By Maria Singh
Mary Yu Danico, a former sociology professor for Cal Poly Pomona’s College of Letters, Arts and Social Sciences, was appointed the new associate dean of the College of Environmental Design.
“I was very pleased and happy but also recognized that there are different sets of challenges working for me,” said Danico. “I never shy away from a challenge, so I’m pretty excited.”
Danico said her former position as a professor will help provide a unique insight to help the college achieve its goals for the year and in the future.
“Whenever you take on any kind of leadership role, you understand the different sociological and cultural factors that impact communities,” said Danico. “I think with a sociological insight, it allows me the opportunity to listen, to engage and, hopefully, build communities. ” In terms of taking on an administrative role, I can see the macro, the micro and the meso influences in an organization. I’m hoping that my different background will serve as a contributor to the college.”
“I see [this position] as an opportunity to be a part of successful implementations of initiative [and] to be a part of seeing students grow, develop and become active alumni,” said Danico.
Though Danico sees herself, in some ways, as a “cheerleader” for the College of Environmental Design, she stated how she misses her students.

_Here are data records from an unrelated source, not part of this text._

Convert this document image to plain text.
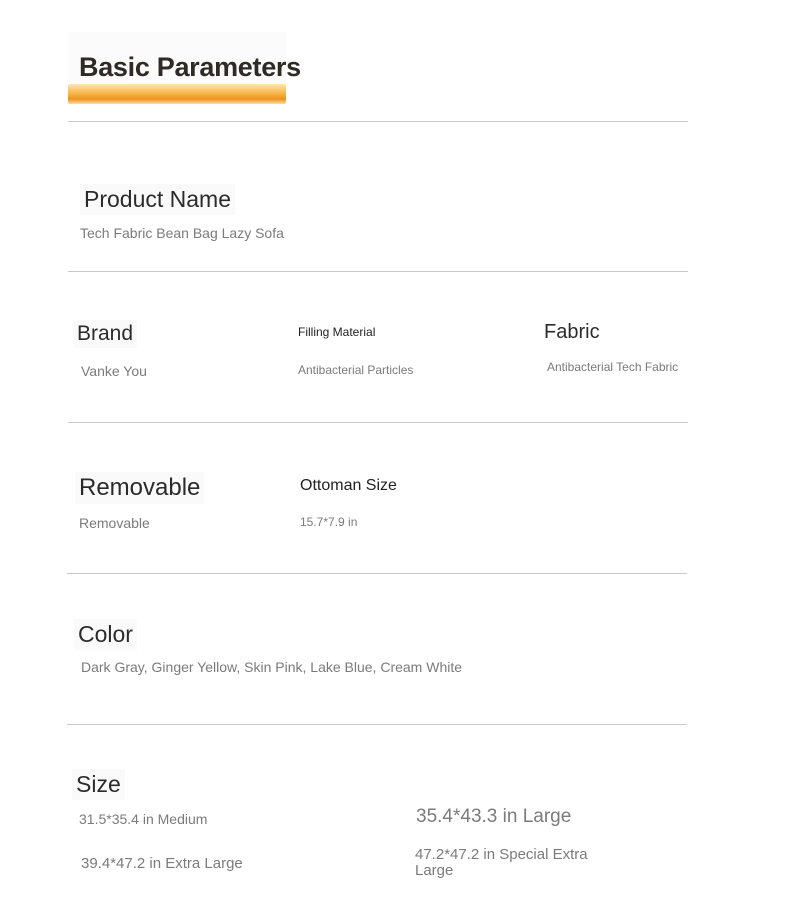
Basic Parameters
Product Name
Tech Fabric Bean Bag Lazy Sofa
Brand
Vanke You
Filling Material
Antibacterial Particles
Fabric
Antibacterial Tech Fabric
Removable
Removable
Ottoman Size
15.7*7.9 in
Color
Dark Gray, Ginger Yellow, Skin Pink, Lake Blue, Cream White
Size
31.5*35.4 in Medium	35.4*43.3 in Large
39.4*47.2 in Extra Large
47.2*47.2 in Special Extra Large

“[It’s] really nice to meet all these amazing, talented and engaged students in the ENV because it’s easier for me: really seeing how it’s not really different; the output is different, but the passion and desire to learn, grow and connect is really similar.”
Michael Woo, the dean of the College of Environmental Design, talked about the process of becoming an associate dean and what it entails.
“It was a standard university hiring process,” said Woo. “There was a formal process with the search committee. There were public meetings in the college where students, faculty and staff could ask her questions, and ultimately, I made the selection.”
“The job of the associate dean is extremely demanding. Its a lot of hard work and involves complicated subjects including the college budget, issues relating to buildings, maintenance, safety and equipment. There are a lot of nuts and bolts with practical issues ” the associate dean has to have good people skills in terms of working with lots of different kinds of people who have varying and competing kinds of interests.”
The associate dean is a position that is vital for the dean of a college to effectively carry out responsibilities for an academic year.
“[Having an] effective associate dean frees me up as the dean of the college to be involved with a lot of big picture issues. It frees me up to sketch the vision for the future of the college,” said Woo.
Woo says that Danico’s unique background is a benefit to the college and the students it serves.
“The fact that she comes from outside of the ENV [and] the fact that she’s a sociology professor and comes out of class, gives her a fresh perspective as an outsider. I think there’s value to that in terms of independent perspective on some of the tough choices, which the college has to make.”
Tori Sample, a fourth-year landscape architecture student, and Angeli Penalba, a third-year urban regional planning student, talked about how they would love to see Danico and Woo work to better the college.
“[My] class is very interdisciplinary. I wish that maybe we [would] have more classes like that where you get involved with other majors, such as architecture and landscape. I think it’ll be a better building process because in the real world, where you have a job, you do work with different people, so I think having more classes like these will be beneficial,” said Penalba
“I definitely would love for them to continue interdisciplinary classes because we’re going to have to work together in the future, especially in our studios. We have to work with architects, so it’s good to meet people and understand, as well as talk to people about questions,” said Sample.
Danico has already managed to prepare herself for the position as the associate dean to help students, such as Penalba and Sample, work towards their careers and goals.